2. Was it necessary to announce the scheme on Friday 19th. September?
Following Thursday when short sellers got their fingers burnt because of the takeover terms for AIG and HBOS, and Morgan Stanley at last signalled that it was willing to pay the Chinese the market price for new capital, it looked like Friday was likely to see the stock markets slowly beginning to turn round (and I suspect that many experienced traders thought that was the most likely sort of Friday). A major sorting out of bad US mortgage debt was still needed, but there was time to work out how to do it. I fear that the grand announcement has had as much efffect in adding short-term instablity to the market as it has in reassuring participants.

10 T Griffin September 20, 2008 at 6:36 pm

What is wrong with the current system that banks can give the government collateral and get cash against that collateral with the risk that if collateral falls apart the banks have a problem not the government? No above market price paid by the government and hence no subsidy? No transfer of risk from the banks to the government?

There is no requirement in any scheme that all risk move to the government– the banks should continue to have plenty of risk for anything transferred and the government should see the upside of any risk it takes. The way to make sure that the banks behave themselves is with equity warrants that kick in if the debt deteriorates in quality.

11 Mike Cooks September 21, 2008 at 1:05 pm

I have one [simple] question. Is an “illiquid asset” an established economic term that I just never heard before or is it a new (or newspeak) phrase that has been coined to con the inelite?

12 Mike Cooks September 21, 2008 at 5:05 pm

nycfund –

Thanks. Do you then mean to surmise that the sum total of these illiquid assets might still be managed back to a degree of liquidity by a deep-pocket entity such as the US government? Or are they in fact the smoke and mirror devices that they seem to be?

13 Norman Pfyster September 21, 2008 at 8:02 pm

Also, I would like to add that the phrase “socialized costs with private benefits” is the stupidest slogan I’ve heard in a long time, particularly coming from the mouth of liberals who support big government. It’s an accurate description of every government spending activity (other than possibly crime protection).
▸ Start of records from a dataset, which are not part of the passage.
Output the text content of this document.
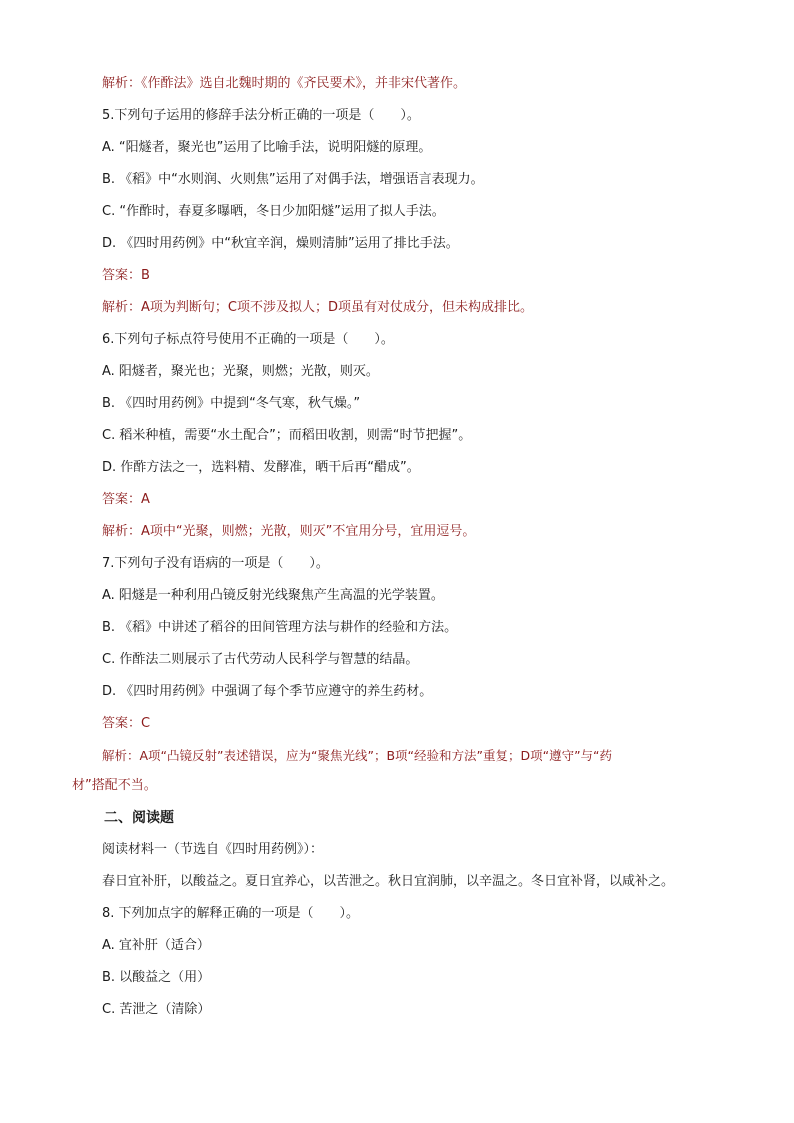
解析：《作酢法》选自北魏时期的《齐民要术》，并非宋代著作。
5.下列句子运用的修辞手法分析正确的一项是（　　）。
A. “阳燧者，聚光也”运用了比喻手法，说明阳燧的原理。
B. 《稻》中“水则润、火则焦”运用了对偶手法，增强语言表现力。
C. “作酢时，春夏多曝晒，冬日少加阳燧”运用了拟人手法。
D. 《四时用药例》中“秋宜辛润，燥则清肺”运用了排比手法。
答案：B
解析：A项为判断句；C项不涉及拟人；D项虽有对仗成分，但未构成排比。
6.下列句子标点符号使用不正确的一项是（　　）。
A. 阳燧者，聚光也；光聚，则燃；光散，则灭。
B. 《四时用药例》中提到“冬气寒，秋气燥。”
C. 稻米种植，需要“水土配合”；而稻田收割，则需“时节把握”。
D. 作酢方法之一，选料精、发酵准，晒干后再“醋成”。
答案：A
解析：A项中“光聚，则燃；光散，则灭”不宜用分号，宜用逗号。
7.下列句子没有语病的一项是（　　）。
A. 阳燧是一种利用凸镜反射光线聚焦产生高温的光学装置。
B. 《稻》中讲述了稻谷的田间管理方法与耕作的经验和方法。
C. 作酢法二则展示了古代劳动人民科学与智慧的结晶。
D. 《四时用药例》中强调了每个季节应遵守的养生药材。
答案：C
解析：A项“凸镜反射”表述错误，应为“聚焦光线”；B项“经验和方法”重复；D项“遵守”与“药
材”搭配不当。
二、阅读题
阅读材料一（节选自《四时用药例》）：
春日宜补肝，以酸益之。夏日宜养心，以苦泄之。秋日宜润肺，以辛温之。冬日宜补肾，以咸补之。
8. 下列加点字的解释正确的一项是（　　）。
A. 宜补肝（适合）
B. 以酸益之（用）
C. 苦泄之（清除）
14 Nimish Adhia September 21, 2008 at 9:05 pm

Zingales implies that Paulson bailed out the firms only to save his buddies. But letting the firms fail would have ensnared the man on the street too, leaving him without insurance and source of credit. The resultant recession would have not been politically acceptable. So long as we accept management of Aggregate Demand as a legitimate function of the government, such bail-outs will have to be repeated.
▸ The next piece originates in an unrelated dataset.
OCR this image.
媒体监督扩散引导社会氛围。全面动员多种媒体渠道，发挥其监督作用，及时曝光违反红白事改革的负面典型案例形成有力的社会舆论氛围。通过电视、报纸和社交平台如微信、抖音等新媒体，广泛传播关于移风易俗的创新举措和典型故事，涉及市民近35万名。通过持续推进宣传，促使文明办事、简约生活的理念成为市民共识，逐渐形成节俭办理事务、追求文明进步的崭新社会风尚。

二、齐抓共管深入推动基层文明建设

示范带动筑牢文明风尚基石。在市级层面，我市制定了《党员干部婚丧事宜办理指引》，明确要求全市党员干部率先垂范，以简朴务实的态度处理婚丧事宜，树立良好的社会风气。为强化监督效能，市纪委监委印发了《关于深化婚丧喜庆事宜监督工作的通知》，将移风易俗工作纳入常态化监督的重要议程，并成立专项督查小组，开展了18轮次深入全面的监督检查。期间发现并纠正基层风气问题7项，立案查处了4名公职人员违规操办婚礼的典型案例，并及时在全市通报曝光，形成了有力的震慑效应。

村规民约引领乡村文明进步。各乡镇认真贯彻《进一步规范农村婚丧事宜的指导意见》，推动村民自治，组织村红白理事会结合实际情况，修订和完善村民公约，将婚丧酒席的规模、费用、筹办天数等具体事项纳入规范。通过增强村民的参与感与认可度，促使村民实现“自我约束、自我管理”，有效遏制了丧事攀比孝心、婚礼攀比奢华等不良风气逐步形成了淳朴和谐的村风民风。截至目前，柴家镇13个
15 gabe September 22, 2008 at 11:32 am


If the cash flow on the mortgage backed securities is so good then I’d expect you’d be out there buying a lot of them? Buffet, China, Hedge funds etc….why are all these folks staying away? I guess they aren’t as smart as you? or is it that the uncertainity of future cash flows is bad enough that combined with the uncertainty of the future value of the dollar that the securities are only worth 20 cents on the dollar? will some people be made whole buying these assets at 20% of face value? sure… the uncertainty of the dollar(in the case of massive bailouts and communization) and the uncertainty of future cash flows(in the case of tight montery policy) enough to prevent massive investment by people smart enough to run a some valuation models? clearly yes….if your future income stands to benefit from bailing out Goldman and the Morgan then I’d expect you to make up stupid arguments about why my 5 and 3 year old need to borrow money to save Goldman and the Morgans….nevertheless your argument is ridiculous, my boys would be best served by eliminating the federal reserve and returning to a sound currecy so that business can have more stable conditions for making investment decisions. If this would force the morgans and goldman to go bankrupt it wouldn’t hurt me in the least.

16 tower defense May 10, 2009 at 1:02 am

The fact that it is kinder to me, the taxpayer, the idea of “cramming it back down the banks” has a certain political appeal that may make it easier to appease taxpayers/voters. The “cram down” repayment would be over a long period of time and so it shouldn’t create more than minor ripples at a time.